Erroneous and over-the-top reporting, I wrote in Getting It Wrong, “had the cumulative the effect of painting for America and the rest of the world a scene of surreal violence and terror, something straight out of Mad Max or Lord of the Flies.”

Here’s what I wrote ten years ago, based on the media reports coming out of Louisiana:

I ended up obsessively watching the CNN coverage last night after I got home from work. There was little other choice: CBC’s Newsworld feed looked like some sort of retrospective on an artist’s model I’d never heard of, and most other channels we could pick up were back to showing their regular schedule. I’d hoped that Newsworld would at least pick up the BBC World Service, but that apparently was beyond their ability (or imagination).

The contrast with the usual CNN reporting was pretty stark: the reporters were clearly on the edge of panic themselves in several cases (especially those in New Orleans proper). The scale of the disaster is only now becoming clear to those actually in the afflicted areas. CNN’s staff had been working flat-out in the lead-up to the arrival of the storm and through the wind and rain (the traditional idiotic talking heads leaning 45 degrees into the wind and saying how “hellish” it was), and then stood down to rest and recover … just as the real disaster unfolded.

It was again interesting watching the anchorperson-of-the-moment try to spin the reporting towards their own particular interests. Aaron Brown (I think that’s the guy’s name anyway) was pretty blatant in his constant questions to reporters about whether the National Guard was involved. At one point, just after a local official (possibly the Mayor of New Orleans) specifically mentioned the National Guard presence, Brown directly asked whether there was any sign of the National Guard. I’m not sure what his personal beef was, but it was clearly very, very important to him to highlight the fact that the NG wasn’t blanketing the entire state shoulder-to-shoulder.
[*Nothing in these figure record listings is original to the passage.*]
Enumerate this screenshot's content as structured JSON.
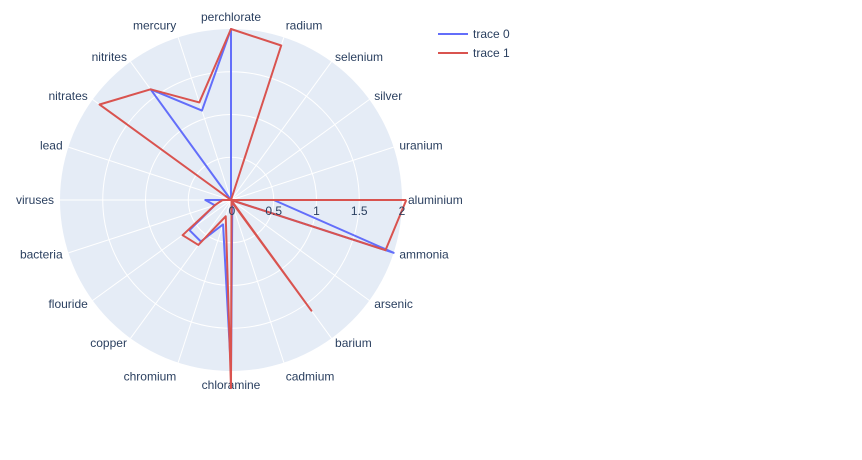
{
  "chart_data": {
    "type": "radar",
    "categories": [
      "aluminium",
      "ammonia",
      "arsenic",
      "barium",
      "cadmium",
      "chloramine",
      "chromium",
      "copper",
      "flouride",
      "bacteria",
      "viruses",
      "lead",
      "nitrates",
      "nitrites",
      "mercury",
      "perchlorate",
      "radium",
      "selenium",
      "silver",
      "uranium"
    ],
    "radial_ticks": [
      "0",
      "0.5",
      "1",
      "1.5",
      "2"
    ],
    "radial_range": [
      0,
      2
    ],
    "legend_position": "top-right",
    "grid": true,
    "series": [
      {
        "name": "trace 0",
        "color": "#636efa",
        "values": [
          0.5,
          2.0,
          0.0,
          0.05,
          0.05,
          2.0,
          0.3,
          0.6,
          0.6,
          0.2,
          0.3,
          0.0,
          0.0,
          1.6,
          1.1,
          2.0,
          0.0,
          0.0,
          0.0,
          0.0
        ]
      },
      {
        "name": "trace 1",
        "color": "#d9534f",
        "values": [
          2.05,
          1.9,
          0.0,
          1.6,
          0.02,
          2.2,
          0.2,
          0.65,
          0.7,
          0.2,
          0.1,
          0.0,
          1.9,
          1.6,
          1.2,
          2.0,
          1.9,
          0.0,
          0.0,
          0.0
        ]
      }
    ]
  }
}
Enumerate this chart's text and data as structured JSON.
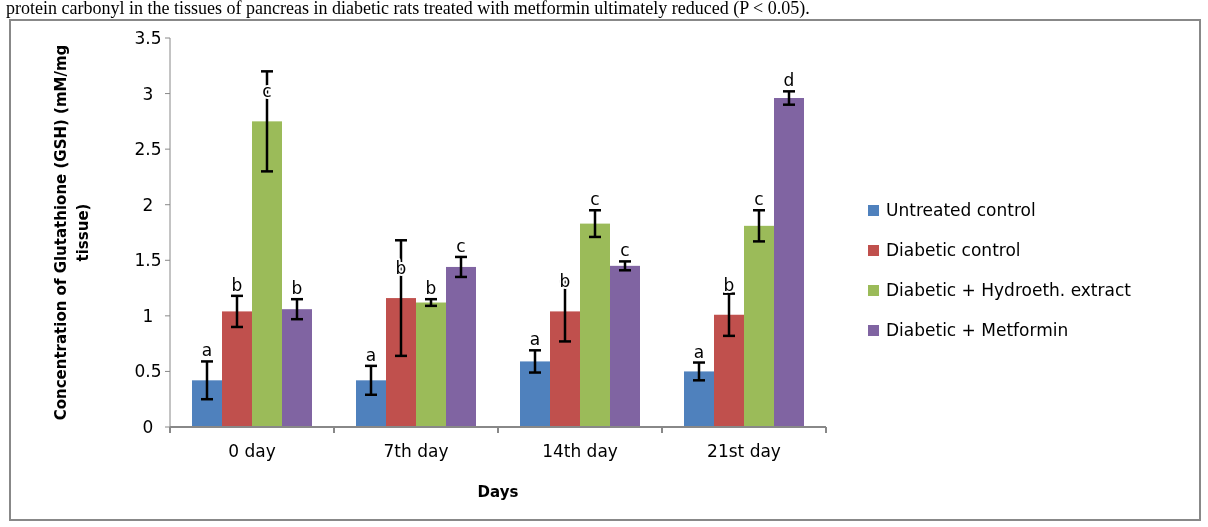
{
  "chart_data": {
    "type": "bar",
    "xlabel": "Days",
    "ylabel": "Concentration of Glutathione (GSH) (mM/mg tissue)",
    "categories": [
      "0 day",
      "7th day",
      "14th day",
      "21st day"
    ],
    "series": [
      {
        "name": "Untreated control",
        "color": "#4f81bd",
        "values": [
          0.42,
          0.42,
          0.59,
          0.5
        ],
        "errors": [
          0.17,
          0.13,
          0.1,
          0.08
        ],
        "value_labels": [
          "a",
          "a",
          "a",
          "a"
        ]
      },
      {
        "name": "Diabetic control",
        "color": "#c0504d",
        "values": [
          1.04,
          1.16,
          1.04,
          1.01
        ],
        "errors": [
          0.14,
          0.52,
          0.27,
          0.19
        ],
        "value_labels": [
          "b",
          "b",
          "b",
          "b"
        ]
      },
      {
        "name": "Diabetic + Hydroeth. extract",
        "color": "#9bbb59",
        "values": [
          2.75,
          1.12,
          1.83,
          1.81
        ],
        "errors": [
          0.45,
          0.03,
          0.12,
          0.14
        ],
        "value_labels": [
          "c",
          "b",
          "c",
          "c"
        ]
      },
      {
        "name": "Diabetic + Metformin",
        "color": "#8064a2",
        "values": [
          1.06,
          1.44,
          1.45,
          2.96
        ],
        "errors": [
          0.09,
          0.09,
          0.04,
          0.06
        ],
        "value_labels": [
          "b",
          "c",
          "c",
          "d"
        ]
      }
    ],
    "ylim": [
      0,
      3.5
    ],
    "yticks": [
      0,
      0.5,
      1,
      1.5,
      2,
      2.5,
      3,
      3.5
    ],
    "legend": "right",
    "annotations": [
      "protein carbonyl in the tissues of pancreas in diabetic rats treated with metformin ultimately reduced (P < 0.05)."
    ]
  }
}
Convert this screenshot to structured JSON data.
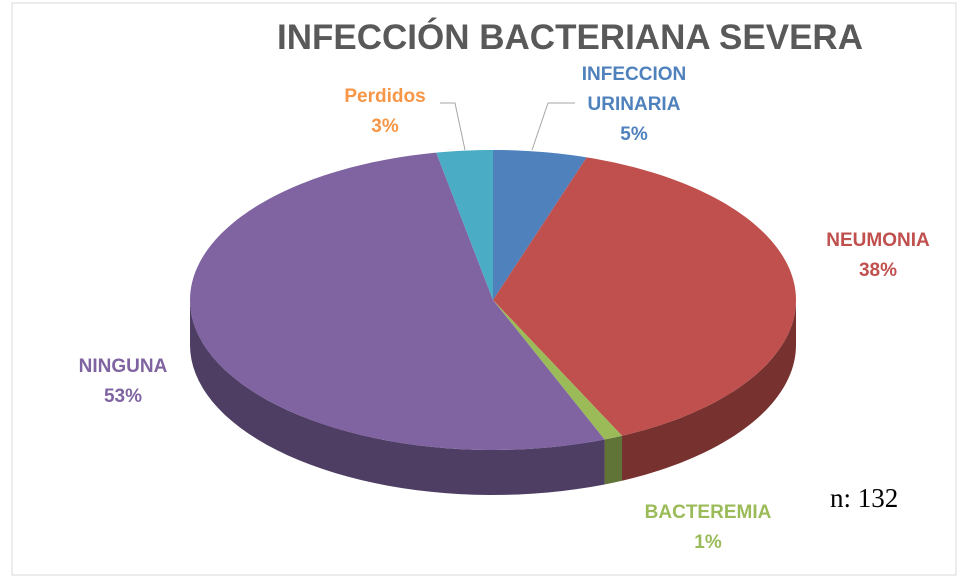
{
  "chart_data": {
    "type": "pie",
    "title": "INFECCIÓN BACTERIANA SEVERA",
    "categories": [
      "INFECCION URINARIA",
      "NEUMONIA",
      "BACTEREMIA",
      "NINGUNA",
      "Perdidos"
    ],
    "values": [
      5,
      38,
      1,
      53,
      3
    ],
    "value_labels": [
      "5%",
      "38%",
      "1%",
      "53%",
      "3%"
    ],
    "colors": [
      "#4f81bd",
      "#c0504d",
      "#9bbb59",
      "#8064a2",
      "#4bacc6"
    ],
    "label_colors": [
      "#4f81bd",
      "#c0504d",
      "#9bbb59",
      "#8064a2",
      "#f79646"
    ],
    "annotation": "n: 132"
  }
}
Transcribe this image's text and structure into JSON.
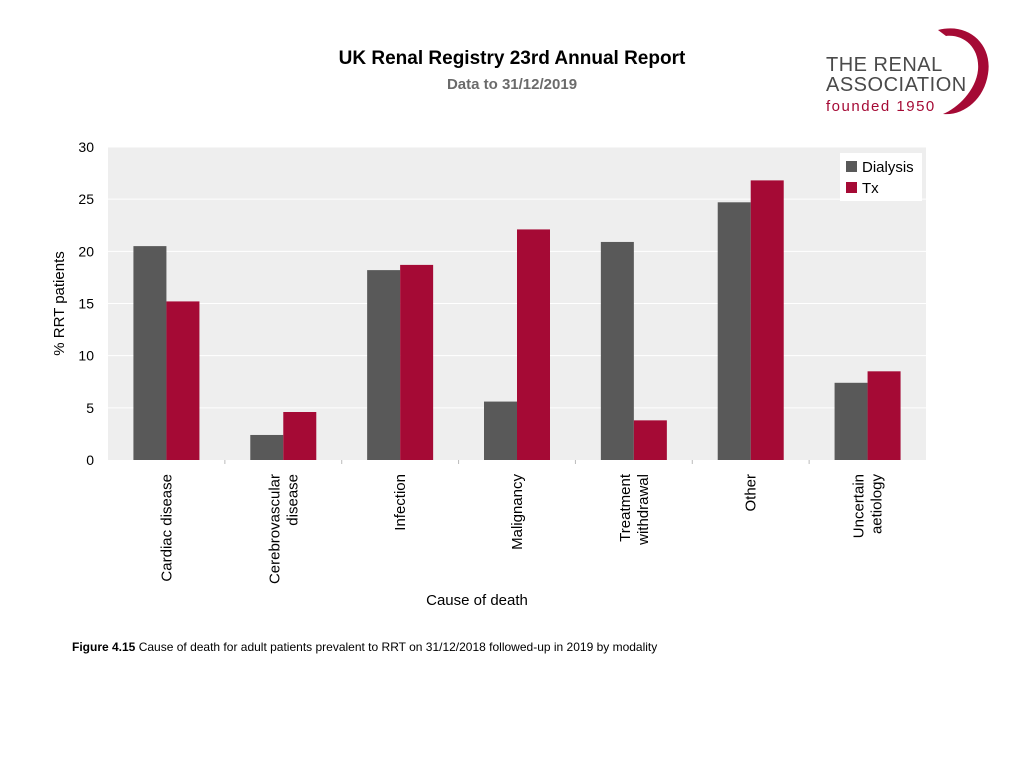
{
  "header": {
    "title": "UK Renal Registry 23rd Annual Report",
    "subtitle": "Data to 31/12/2019"
  },
  "logo": {
    "line1": "THE RENAL",
    "line2": "ASSOCIATION",
    "line3": "founded 1950"
  },
  "caption": {
    "label": "Figure 4.15",
    "text": "Cause of death for adult patients prevalent to RRT on 31/12/2018 followed-up in 2019 by modality"
  },
  "colors": {
    "dialysis": "#595959",
    "tx": "#a50a35",
    "plot_bg": "#eeeeee",
    "gridline": "#ffffff"
  },
  "chart_data": {
    "type": "bar",
    "title": "",
    "xlabel": "Cause of death",
    "ylabel": "% RRT patients",
    "ylim": [
      0,
      30
    ],
    "yticks": [
      0,
      5,
      10,
      15,
      20,
      25,
      30
    ],
    "grid": true,
    "legend_position": "top-right",
    "categories": [
      [
        "Cardiac disease"
      ],
      [
        "Cerebrovascular",
        "disease"
      ],
      [
        "Infection"
      ],
      [
        "Malignancy"
      ],
      [
        "Treatment",
        "withdrawal"
      ],
      [
        "Other"
      ],
      [
        "Uncertain",
        "aetiology"
      ]
    ],
    "series": [
      {
        "name": "Dialysis",
        "values": [
          20.5,
          2.4,
          18.2,
          5.6,
          20.9,
          24.7,
          7.4
        ]
      },
      {
        "name": "Tx",
        "values": [
          15.2,
          4.6,
          18.7,
          22.1,
          3.8,
          26.8,
          8.5
        ]
      }
    ]
  }
}
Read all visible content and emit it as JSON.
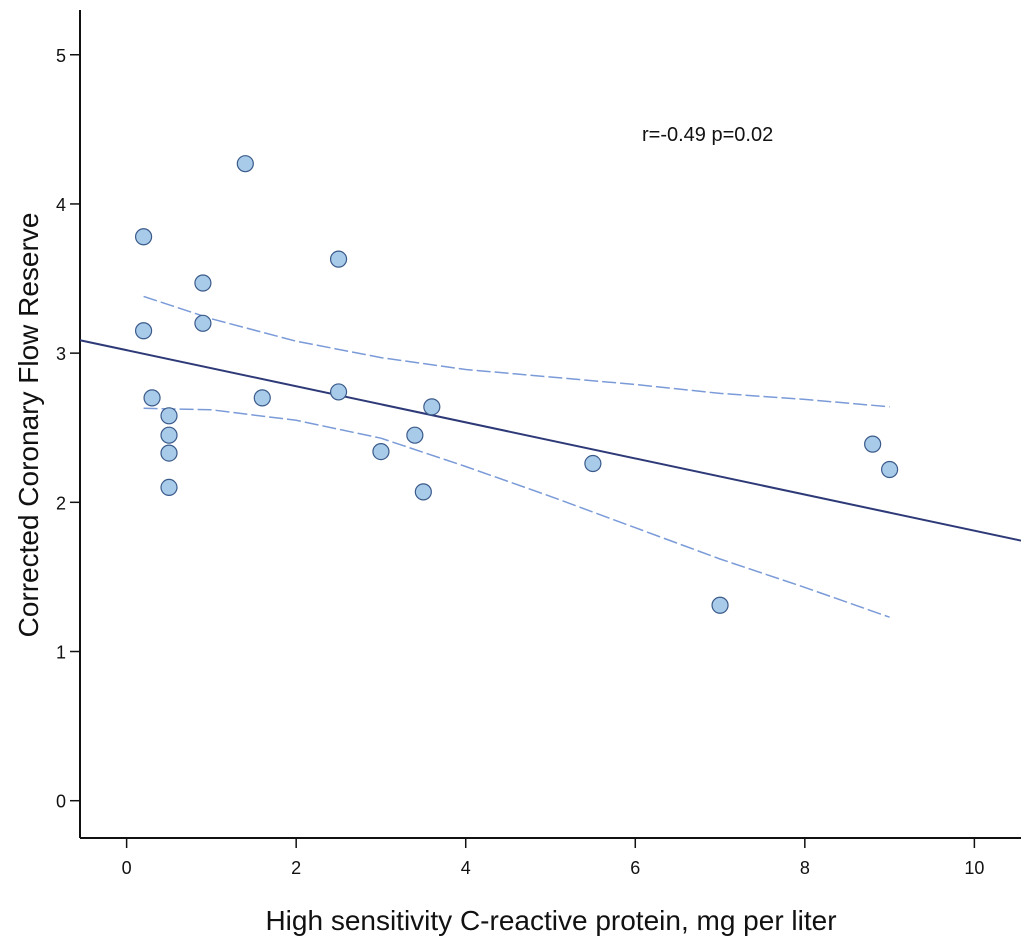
{
  "chart_data": {
    "type": "scatter",
    "title": "",
    "xlabel": "High sensitivity C-reactive protein, mg per liter",
    "ylabel": "Corrected Coronary Flow Reserve",
    "xlim": [
      -0.55,
      10.55
    ],
    "ylim": [
      -0.25,
      5.3
    ],
    "x_ticks": [
      0,
      2,
      4,
      6,
      8,
      10
    ],
    "y_ticks": [
      0,
      1,
      2,
      3,
      4,
      5
    ],
    "grid": false,
    "annotation": "r=-0.49 p=0.02",
    "points": [
      {
        "x": 0.2,
        "y": 3.78
      },
      {
        "x": 0.2,
        "y": 3.15
      },
      {
        "x": 0.3,
        "y": 2.7
      },
      {
        "x": 0.5,
        "y": 2.58
      },
      {
        "x": 0.5,
        "y": 2.45
      },
      {
        "x": 0.5,
        "y": 2.33
      },
      {
        "x": 0.5,
        "y": 2.1
      },
      {
        "x": 0.9,
        "y": 3.47
      },
      {
        "x": 0.9,
        "y": 3.2
      },
      {
        "x": 1.4,
        "y": 4.27
      },
      {
        "x": 1.6,
        "y": 2.7
      },
      {
        "x": 2.5,
        "y": 3.63
      },
      {
        "x": 2.5,
        "y": 2.74
      },
      {
        "x": 3.0,
        "y": 2.34
      },
      {
        "x": 3.4,
        "y": 2.45
      },
      {
        "x": 3.5,
        "y": 2.07
      },
      {
        "x": 3.6,
        "y": 2.64
      },
      {
        "x": 5.5,
        "y": 2.26
      },
      {
        "x": 7.0,
        "y": 1.31
      },
      {
        "x": 8.8,
        "y": 2.39
      },
      {
        "x": 9.0,
        "y": 2.22
      }
    ],
    "fit_line": {
      "intercept": 3.02,
      "slope": -0.121,
      "x_range": [
        -0.55,
        10.55
      ]
    },
    "ci_upper": [
      [
        0.2,
        3.38
      ],
      [
        1.0,
        3.23
      ],
      [
        2.0,
        3.08
      ],
      [
        3.0,
        2.97
      ],
      [
        4.0,
        2.89
      ],
      [
        5.0,
        2.84
      ],
      [
        6.0,
        2.79
      ],
      [
        7.0,
        2.73
      ],
      [
        8.0,
        2.69
      ],
      [
        9.0,
        2.64
      ]
    ],
    "ci_lower": [
      [
        0.2,
        2.63
      ],
      [
        1.0,
        2.62
      ],
      [
        2.0,
        2.55
      ],
      [
        3.0,
        2.43
      ],
      [
        4.0,
        2.24
      ],
      [
        5.0,
        2.04
      ],
      [
        6.0,
        1.83
      ],
      [
        7.0,
        1.62
      ],
      [
        8.0,
        1.43
      ],
      [
        9.0,
        1.23
      ]
    ],
    "colors": {
      "marker_fill": "#a9cbea",
      "marker_stroke": "#3a5a8a",
      "fit_line": "#2e3a78",
      "ci_line": "#7a9ad8",
      "axis": "#111111"
    }
  }
}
This morning, the anchor at CNN was talking to a former mayor of New Orleans who clearly felt that the entire disaster was George Bush’s fault. In a three minute interview, he must have called for Bush to drop everything and devote his undivided attention to the disaster five or six times. I’m not sure what he thought the President could do, but he was adamant that Bush do _something_ to help. He made an issue that the President hadn’t visited the area yet, but the governor of Louisiana had stated just a couple of minutes earlier that she had asked the President not to come too soon because there was little that he could do, and few places that would be safe enough to visit.

Under the circumstances, I don’t think there’s much more that can be done, due to the peculiar geography of the New Orleans area. There are only three land routes to reach the city from elsewhere and all of them are cut by dropped bridges or worse. There’s no safe land route in or out of the city, and even the water routes are extremely dangerous: even in normal conditions, the Mississippi River is treacherous for shipping, and Lake Ponchartrain is very shallow, so most ships would be unable to enter or get close enough to the shoreline to be of much use — even if they could get into the lake. The US Marine Corps and the US Navy may have the best equipment for this, but they’re not positioned close enough to the disaster area to be of immediate assistance.

With most of the other forms of transportation blocked, the helicopter is the most valuable player in the ongoing rescue attempts, but even the Americans have a limited number of those essential machines. Any way you slice it, it’s going to be a long, painful recovery for the victims … and the death toll is going to be much worse than the original estimates. This will turn out to be one of the biggest disasters to ever hit the United States.